Seacat did so as well. It took weeks to train a gunner so they could hit anything from a ship at sea. She didn't think it would take less time to train a catapult crew - quite the contrary, actually.
And they didn't have the time. Not with the Horde rolling up the coast.
*****
It took the princesses a little longer to realise what Seacat already knew, but after a day's worth of training - which resulted in another catapult self-destructing and one botched shot almost hitting the Sea Gate - Mermista announced that the catapult project would be abandoned. "We won't be ready in time. We need to use our current weapons instead of new ones," she said in her throne room after dinner.
"Technically, it's not a new weapon at all, but a very old one. Salineas was once protected by numerous catapults covering the approaches," the Hair Princess retorted. "Catapults of various sizes, even! And installed on ships."
"Very old or new, the thing is, our sailors aren't trained to use catapults. And I cannot send them into battle with weapons they don't understand. That would be murder," Mermista told her.
"Well, actually… Oh. You were using hyperbole, weren't you?"
"Yes,* Mermista replied through clenched teeth.
"Thanks! Socialising log day thirty-one: I correctly identified hyperbole."
Seacat didn't know if she should laugh at the princess or pity her. There were more important concerns, anyway. "What are you planning then? Shoot the casks out of cannons?"
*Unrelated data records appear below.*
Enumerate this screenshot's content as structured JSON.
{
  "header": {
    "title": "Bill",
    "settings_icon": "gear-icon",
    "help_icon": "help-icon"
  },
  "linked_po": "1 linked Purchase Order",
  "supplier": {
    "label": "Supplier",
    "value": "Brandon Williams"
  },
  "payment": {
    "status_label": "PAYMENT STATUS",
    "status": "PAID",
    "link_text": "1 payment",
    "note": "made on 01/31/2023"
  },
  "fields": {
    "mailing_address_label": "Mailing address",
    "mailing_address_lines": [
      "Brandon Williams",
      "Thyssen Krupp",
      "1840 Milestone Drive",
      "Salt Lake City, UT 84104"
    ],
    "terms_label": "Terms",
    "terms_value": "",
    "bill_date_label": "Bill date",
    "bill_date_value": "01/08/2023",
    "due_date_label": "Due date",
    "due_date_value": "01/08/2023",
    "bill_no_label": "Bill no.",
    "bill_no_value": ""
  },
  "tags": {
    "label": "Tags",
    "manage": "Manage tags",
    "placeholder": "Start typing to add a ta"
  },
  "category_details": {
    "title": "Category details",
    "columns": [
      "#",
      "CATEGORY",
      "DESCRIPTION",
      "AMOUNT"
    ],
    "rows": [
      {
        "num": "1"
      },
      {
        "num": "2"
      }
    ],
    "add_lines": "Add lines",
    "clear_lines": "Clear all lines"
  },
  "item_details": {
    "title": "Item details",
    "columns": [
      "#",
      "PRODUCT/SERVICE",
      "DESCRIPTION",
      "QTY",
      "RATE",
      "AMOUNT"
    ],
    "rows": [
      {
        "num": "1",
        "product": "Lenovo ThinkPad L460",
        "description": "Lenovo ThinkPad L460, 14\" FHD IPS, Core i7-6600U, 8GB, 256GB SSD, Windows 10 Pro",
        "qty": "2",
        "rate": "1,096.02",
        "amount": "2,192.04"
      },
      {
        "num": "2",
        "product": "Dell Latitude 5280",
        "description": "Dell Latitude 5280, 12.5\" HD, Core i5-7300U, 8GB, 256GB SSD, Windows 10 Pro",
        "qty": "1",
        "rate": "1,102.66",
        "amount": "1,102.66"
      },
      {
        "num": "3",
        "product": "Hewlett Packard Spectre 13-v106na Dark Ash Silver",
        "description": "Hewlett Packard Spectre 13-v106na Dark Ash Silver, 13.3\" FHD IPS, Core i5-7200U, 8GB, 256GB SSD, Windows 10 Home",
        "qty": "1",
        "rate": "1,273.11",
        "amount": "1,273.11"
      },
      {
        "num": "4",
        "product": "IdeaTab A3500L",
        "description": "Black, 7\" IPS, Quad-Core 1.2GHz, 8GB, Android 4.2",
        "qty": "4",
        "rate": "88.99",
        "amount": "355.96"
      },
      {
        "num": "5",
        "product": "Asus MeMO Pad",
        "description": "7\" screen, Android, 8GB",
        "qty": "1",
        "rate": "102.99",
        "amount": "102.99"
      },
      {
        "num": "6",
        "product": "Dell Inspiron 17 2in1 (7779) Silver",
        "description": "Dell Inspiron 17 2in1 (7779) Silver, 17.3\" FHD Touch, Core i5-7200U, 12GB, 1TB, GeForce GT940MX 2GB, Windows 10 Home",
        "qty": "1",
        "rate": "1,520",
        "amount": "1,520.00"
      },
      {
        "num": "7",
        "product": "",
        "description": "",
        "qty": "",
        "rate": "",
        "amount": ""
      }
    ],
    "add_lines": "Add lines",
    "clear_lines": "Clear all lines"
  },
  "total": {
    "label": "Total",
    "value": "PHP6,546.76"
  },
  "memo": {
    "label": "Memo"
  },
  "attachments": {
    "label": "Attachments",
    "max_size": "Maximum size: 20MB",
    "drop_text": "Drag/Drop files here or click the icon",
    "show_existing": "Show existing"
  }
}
"That won't work," Mermista replied.
"Have you tried it?" Seacat asked.
"Yes! The pressure from the cannon's charge is too much for the cask!" The Hair Princess made a gesture with her hands that indicated an explosion. "I constructed a cask that was tough enough to withstand the pressure, but that meant it was tough enough not to break up upon hitting the water, which kinda defeated the purpose of shooting it in the first place. I'm trying to calculate the right structural strength so the cask will only just survive the shooting and will be so damaged, it'll break as soon as it hits the water, but it's a very fine line - and the standardisation of Salinean cannons leaves a lot to be desired!"
"At least our cannons don't blow up if they're handled a little roughly," Mermista shot back.
Sea Hawk cleared his throat. "As much as I like explosions and catapults, what are our plans now to battle the Horde frigates? Is your new method of propulsion ready to be tested?"
"Yes! It is!" The princess beamed at them. "I just need a volunteer!"
"Not the Dragon's Daughter IV," Mermista snapped.
"But it's ideal for my tests! Light enough so the propulsion booster will show its true potential!"
That sounded worrying. And the gleam in Sea Hawk's eyes was even more worrying.
"No." The Salinean princess looked grim. "We'll need the ship in top shape to lead the battle against the Horde."
Seacat clenched her teeth. She knew what that meant. "You're going to swarm the frigates and pour the stuff into the sea at close range." So close, the Horde frigates would have an easy time aiming their guns.
Mermista nodded. "I don't like it, but it's our only chance."
Seacat didn't like it either. Not at all. But the princess was right - they had no choice.
"But… I just need a little more time to finish my device!" the Hair Princess protested. "Your chances of survival would be much improved with it!"
"We don't have the time. If we don't stop the Horde now, they'll take Seaworthy, and with that port in their power, they'll cut the alliance in half. There's not much north of Seaworthy that could stop them."
"But…" The Hair princess shook her head, her tentacles flailing around, "That's… your chances of survival are far too low! It's irrational!"
"Our chances of survival might be low, but our chances of success are better. And it's our only option," Seacat said, chuckling without any humour. Even the weird princess who was often more like a bot than a person knew how bad this was.
Sea Hawk, though, was beaming. "Huzzah! A daring, desperate gambit awaits us! Adventure!"